Google CEO says cloud is 'major investment area'

Google is currently combining its various cloud businesses — Google for Work, Google Apps and the Google Cloud platform — into one division to be run by VMware cofounder and former CEO Diane Greene, who joined Google in November when it acquired her Bebop enterprise application development platform for $380.2 million.

During the fourth quarter 2015 earnings call this week, Google CEO Sundar Pichai said the company's cloud business is growing steadily and gaining traction among enterprises. "We plan to invest significantly in 2016," he said. "It will be one of our major investment areas."

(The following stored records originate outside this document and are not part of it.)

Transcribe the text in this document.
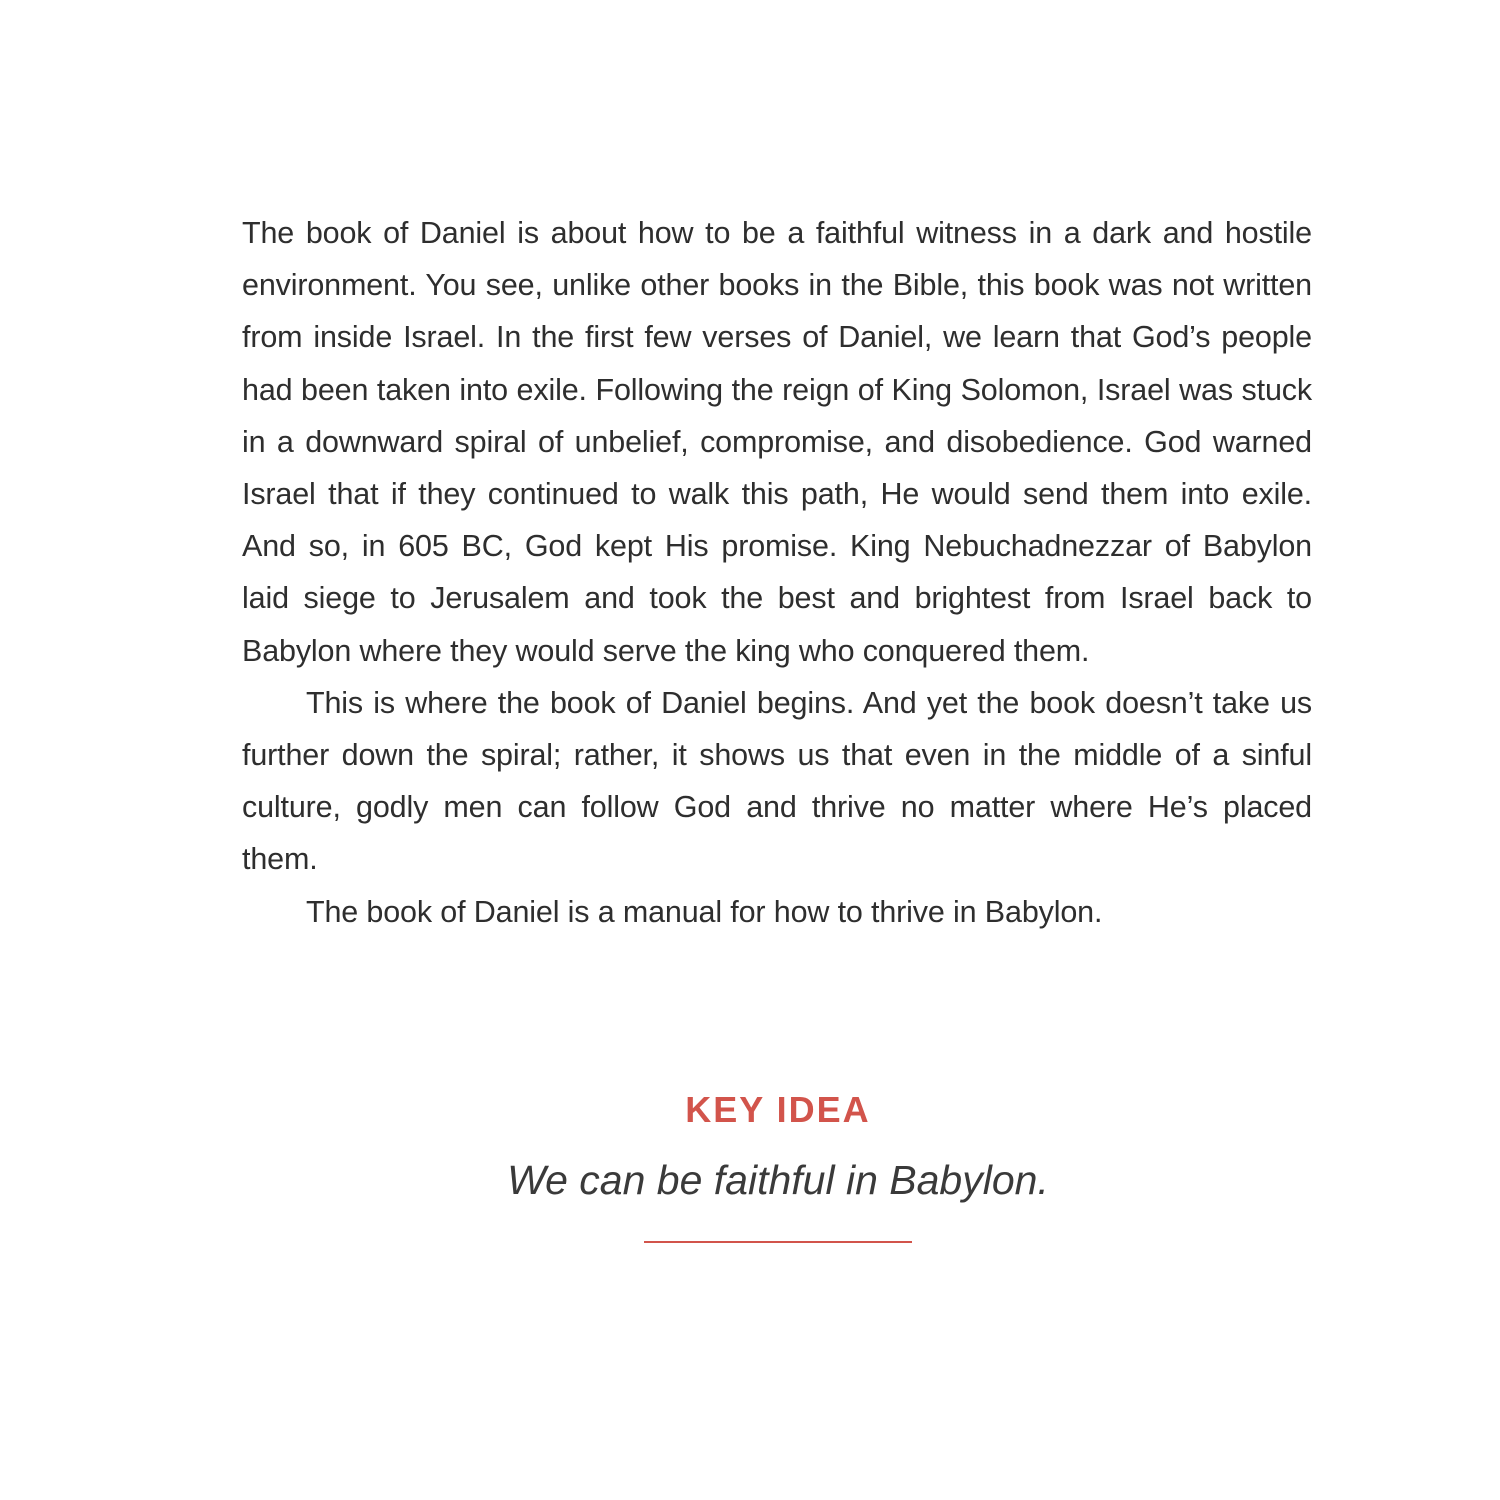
The book of Daniel is about how to be a faithful witness in a dark and hostile environment. You see, unlike other books in the Bible, this book was not written from inside Israel. In the first few verses of Daniel, we learn that God’s people had been taken into exile. Following the reign of King Solomon, Israel was stuck in a downward spiral of unbelief, compromise, and disobedience. God warned Israel that if they continued to walk this path, He would send them into exile. And so, in 605 BC, God kept His promise. King Nebuchadnezzar of Babylon laid siege to Jerusalem and took the best and brightest from Israel back to Babylon where they would serve the king who conquered them.

This is where the book of Daniel begins. And yet the book doesn’t take us further down the spiral; rather, it shows us that even in the middle of a sinful culture, godly men can follow God and thrive no matter where He’s placed them.

The book of Daniel is a manual for how to thrive in Babylon.

KEY IDEA
We can be faithful in Babylon.
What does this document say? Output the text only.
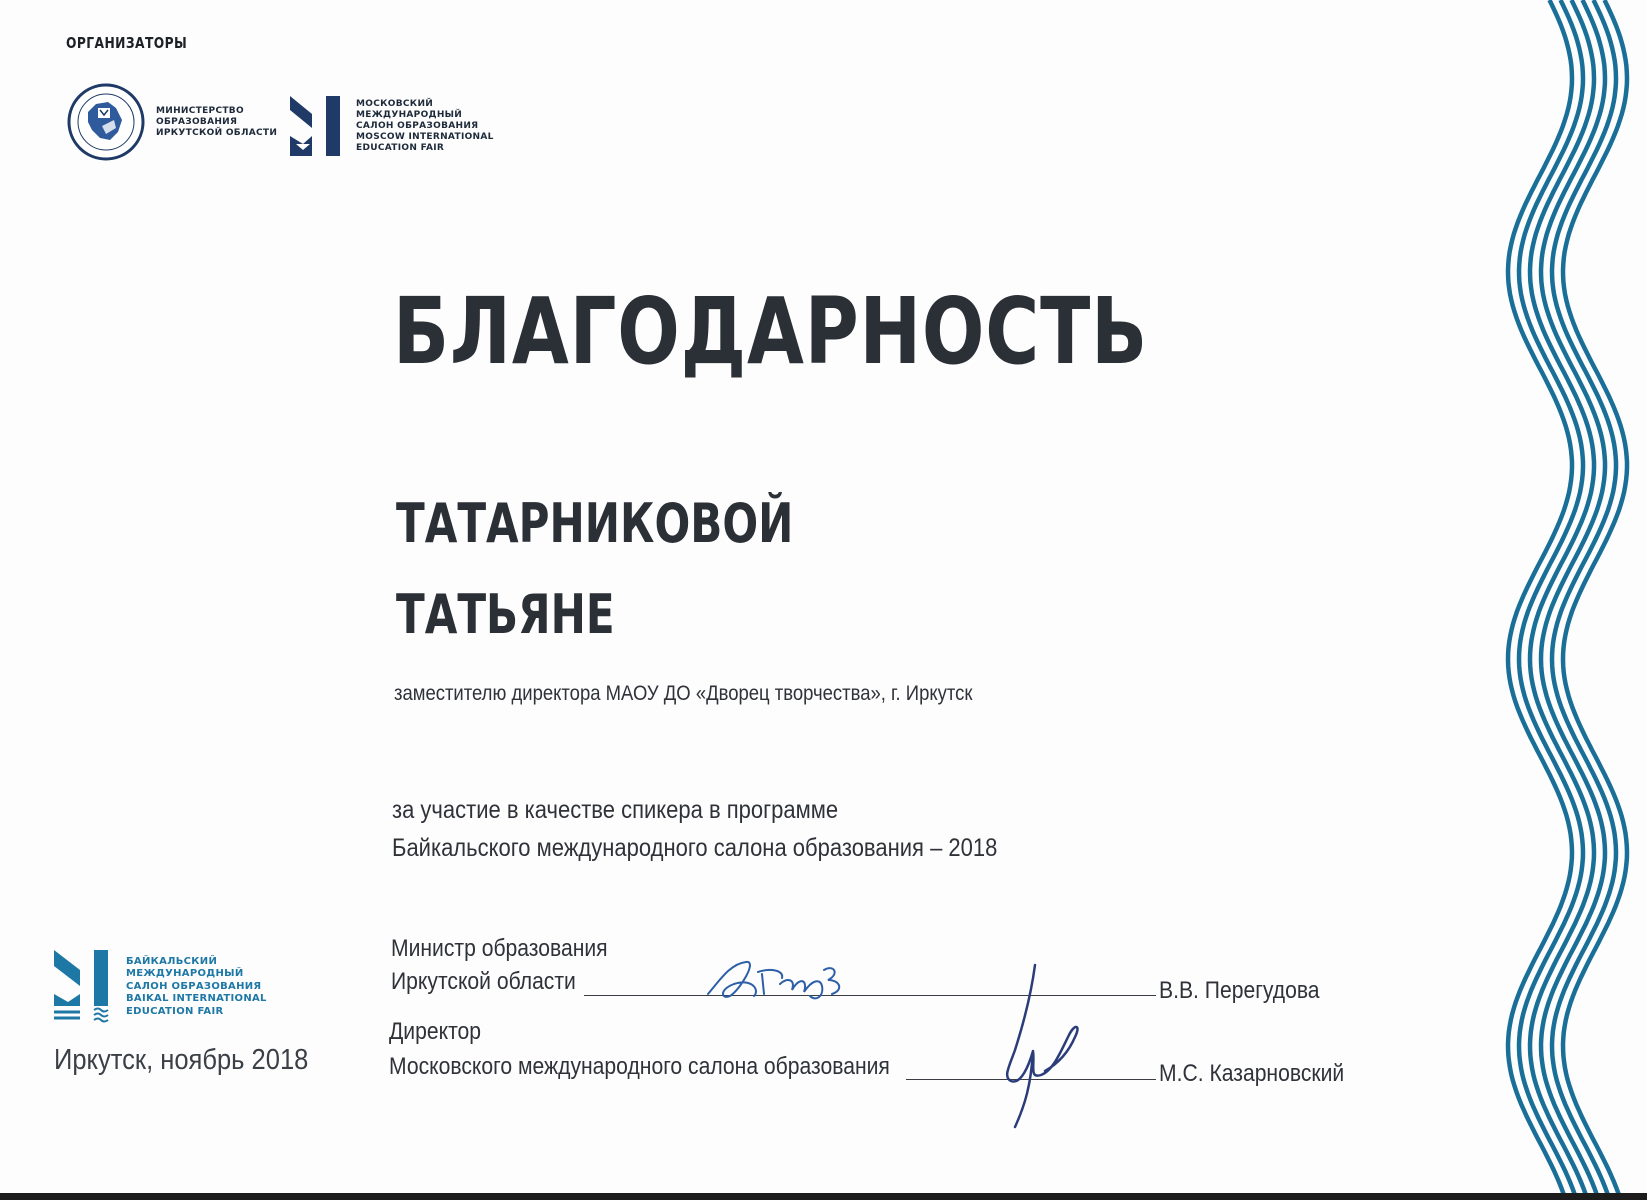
ОРГАНИЗАТОРЫ
МИНИСТЕРСТВО
ОБРАЗОВАНИЯ
ИРКУТСКОЙ ОБЛАСТИ
МОСКОВСКИЙ
МЕЖДУНАРОДНЫЙ
САЛОН ОБРАЗОВАНИЯ
MOSCOW INTERNATIONAL
EDUCATION FAIR
БЛАГОДАРНОСТЬ
ТАТАРНИКОВОЙ
ТАТЬЯНЕ
заместителю директора МАОУ ДО «Дворец творчества», г. Иркутск
за участие в качестве спикера в программе
Байкальского международного салона образования – 2018
Министр образования
Иркутской области	В.В. Перегудова
Директор
Московского международного салона образования	М.С. Казарновский
БАЙКАЛЬСКИЙ
МЕЖДУНАРОДНЫЙ
САЛОН ОБРАЗОВАНИЯ
BAIKAL INTERNATIONAL
EDUCATION FAIR
Иркутск, ноябрь 2018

In November, Google said more than 2 million businesses at that time paid to use its Google for Work productivity suite, but Pichai didn't specify how many businesses or individual subscribers currently use the service. Pichai also said the Google Cloud platform hosts more than 4 million applications.

Google is "very seriously committed to the space," according to Pichai, and it's earning business from retailers, government agencies and large healthcare providers such as Catholic Health Initiatives, which recently announced plans to move more than 100,000 employees to Google for Work.

"As time goes by, I think we are getting very competitive," Pichai said. "We are at a point now where the product is ready to be used at scale, and so I expect to get significant traction in 2016 … There's great buzz at Google around this area, and we continue to heavily ramp up investment here."